With digital-native companies like Netflix, Showtime, Hulu and Amazon getting into the content production game, engaging audiences is critical. Networks need to find ways to continue the conversation not just during scheduled programming, but in between shows. To date, networks’ attempts at creating second-screen experiences haven’t consistently taken off.

Second screen action often happens on social channels that networks don’t own, and therefore can’t control, but they do have the ability to capture and amplify what’s happening.

Tools like Spredfast “Conversations” can help networks target their viewers through the right social channels at the right time, increasing and improving engagement. Janrain, a customer identity platform that pulls profile data from sources like Facebook and Twitter, realized the market need to deliver and curate social media. The firm just bought Arktan to be able to provide the second-screen content to media clients; current Arktan customers include Sony Music, WWE, A&E and Turner Entertainment. Marrying the profile data from Janrain with the social content from Arktan in a single solution allows these media companies to identify the fans that talk the most about their entertainment properties and then elevate these fans and their conversations to the entire audience.

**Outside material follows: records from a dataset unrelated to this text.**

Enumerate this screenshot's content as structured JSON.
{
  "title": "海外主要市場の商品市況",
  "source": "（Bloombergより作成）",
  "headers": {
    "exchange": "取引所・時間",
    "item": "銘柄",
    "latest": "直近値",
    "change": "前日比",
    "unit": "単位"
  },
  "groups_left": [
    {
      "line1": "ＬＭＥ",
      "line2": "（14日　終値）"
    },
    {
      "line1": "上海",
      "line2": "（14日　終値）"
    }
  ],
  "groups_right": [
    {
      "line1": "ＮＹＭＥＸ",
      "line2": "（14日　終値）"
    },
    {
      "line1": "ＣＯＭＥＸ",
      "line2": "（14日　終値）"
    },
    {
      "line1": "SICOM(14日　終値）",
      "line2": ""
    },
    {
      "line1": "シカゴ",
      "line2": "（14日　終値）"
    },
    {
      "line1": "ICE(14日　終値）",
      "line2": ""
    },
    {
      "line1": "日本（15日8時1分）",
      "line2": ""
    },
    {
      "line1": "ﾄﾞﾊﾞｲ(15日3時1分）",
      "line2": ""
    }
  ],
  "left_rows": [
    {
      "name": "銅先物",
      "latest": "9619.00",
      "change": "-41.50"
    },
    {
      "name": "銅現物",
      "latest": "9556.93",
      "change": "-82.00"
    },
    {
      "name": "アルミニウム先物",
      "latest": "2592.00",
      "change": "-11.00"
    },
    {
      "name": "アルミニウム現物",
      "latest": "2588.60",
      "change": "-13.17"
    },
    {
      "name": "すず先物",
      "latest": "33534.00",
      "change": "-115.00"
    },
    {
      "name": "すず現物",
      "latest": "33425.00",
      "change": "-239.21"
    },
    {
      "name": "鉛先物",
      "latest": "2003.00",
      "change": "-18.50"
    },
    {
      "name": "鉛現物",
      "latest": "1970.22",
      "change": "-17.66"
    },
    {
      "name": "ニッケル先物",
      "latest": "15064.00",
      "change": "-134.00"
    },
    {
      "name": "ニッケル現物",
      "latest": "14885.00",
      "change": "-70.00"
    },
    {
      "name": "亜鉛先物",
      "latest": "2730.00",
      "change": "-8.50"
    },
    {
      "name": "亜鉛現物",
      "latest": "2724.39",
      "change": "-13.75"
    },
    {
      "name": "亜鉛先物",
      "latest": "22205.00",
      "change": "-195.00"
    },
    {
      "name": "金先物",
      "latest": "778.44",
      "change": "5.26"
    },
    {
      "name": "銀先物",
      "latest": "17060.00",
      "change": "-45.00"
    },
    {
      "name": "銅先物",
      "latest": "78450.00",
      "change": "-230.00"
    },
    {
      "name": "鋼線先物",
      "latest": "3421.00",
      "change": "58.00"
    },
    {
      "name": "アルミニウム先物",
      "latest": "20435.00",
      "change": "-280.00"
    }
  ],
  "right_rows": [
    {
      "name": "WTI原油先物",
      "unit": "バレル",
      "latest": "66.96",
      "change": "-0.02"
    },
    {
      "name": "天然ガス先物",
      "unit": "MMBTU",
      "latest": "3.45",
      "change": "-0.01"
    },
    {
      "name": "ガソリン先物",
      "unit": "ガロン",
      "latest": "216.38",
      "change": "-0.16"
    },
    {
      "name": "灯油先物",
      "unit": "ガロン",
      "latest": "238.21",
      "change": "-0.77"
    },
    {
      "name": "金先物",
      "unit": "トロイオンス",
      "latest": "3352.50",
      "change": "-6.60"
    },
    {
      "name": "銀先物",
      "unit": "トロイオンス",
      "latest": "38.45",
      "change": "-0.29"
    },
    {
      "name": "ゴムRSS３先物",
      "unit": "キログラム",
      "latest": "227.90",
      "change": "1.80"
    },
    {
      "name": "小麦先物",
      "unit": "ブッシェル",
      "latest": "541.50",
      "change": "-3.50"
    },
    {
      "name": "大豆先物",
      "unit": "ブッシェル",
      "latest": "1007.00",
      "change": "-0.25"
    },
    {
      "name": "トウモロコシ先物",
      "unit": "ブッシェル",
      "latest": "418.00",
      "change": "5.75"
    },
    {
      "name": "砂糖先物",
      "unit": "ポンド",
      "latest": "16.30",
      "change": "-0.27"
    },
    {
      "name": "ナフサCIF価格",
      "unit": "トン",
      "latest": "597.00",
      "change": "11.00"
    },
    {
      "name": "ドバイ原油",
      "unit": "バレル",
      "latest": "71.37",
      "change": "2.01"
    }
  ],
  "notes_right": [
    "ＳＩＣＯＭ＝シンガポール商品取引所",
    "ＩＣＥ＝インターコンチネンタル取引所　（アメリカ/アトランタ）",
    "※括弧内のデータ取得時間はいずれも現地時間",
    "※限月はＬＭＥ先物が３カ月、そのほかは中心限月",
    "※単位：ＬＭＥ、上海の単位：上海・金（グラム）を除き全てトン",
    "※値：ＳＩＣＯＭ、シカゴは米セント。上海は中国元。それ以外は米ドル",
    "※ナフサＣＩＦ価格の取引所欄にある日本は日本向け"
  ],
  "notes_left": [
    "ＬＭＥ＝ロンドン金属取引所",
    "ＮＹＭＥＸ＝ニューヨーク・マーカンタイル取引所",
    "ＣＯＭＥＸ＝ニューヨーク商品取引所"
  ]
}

Another way media companies are approaching the second screen is to create original and exclusive digital video content that stands apart from linear broadcast programming. There is now a dedicated week for digital video content creators to shop their digital-only programming to advertisers called the “NewFronts.” The NewFronts line-up for 2015 includes a roster of publishers that are now producing quite a volume of video content, including Time Inc., Conde Nast and The Wall Street Journal. This original content competes with the digital extensions of any broadcast content, making it even harder to capture the attention of those on mobile or desktop platforms.

While media companies are trying to leverage the second screen to reach consumers on digital platforms, major advertisers are also leveraging the same approach with some success. During the Super Bowl, Volvo created a Twitter competition around game day ads. “The Greatest Interception Ever” garnered 15,000 mentions for the brand and seamlessly blended television with social for a cross-channel, second-screen success. McDonald’s also launched its “Pay with Lovin’” campaign, tweeting out giveaways for other brands after each of their television spots aired. Those giveaway tweets were retweeted 5,000-10,000 times each, some even in excess of 10,000 times.

So the question remains — how do networks and other media companies build interactive web platforms for today’s viewers?

For one, they can start by looking at where viewers are spending the majority of their second-screen time and what they’re doing there. A 2014 Nielsen Digital Consumer Report said that 84 percent of U.S. smartphone and tablet owners watch television with a second screen in hand. That means that if executed properly, there’s almost double the opportunity to reach viewers that there once was. Then, media companies can meet the consumer in those places, delivering a personalized, targeted message that is much more likely to resonate.

As new media content players enter the field and viewer habits change, it’s an exciting time in the world of entertainment — and it’s also a high-stakes moment for media companies. Brands that create engaging, on-target digital experiences and engage — and win over — audiences across channels will come out as the winners.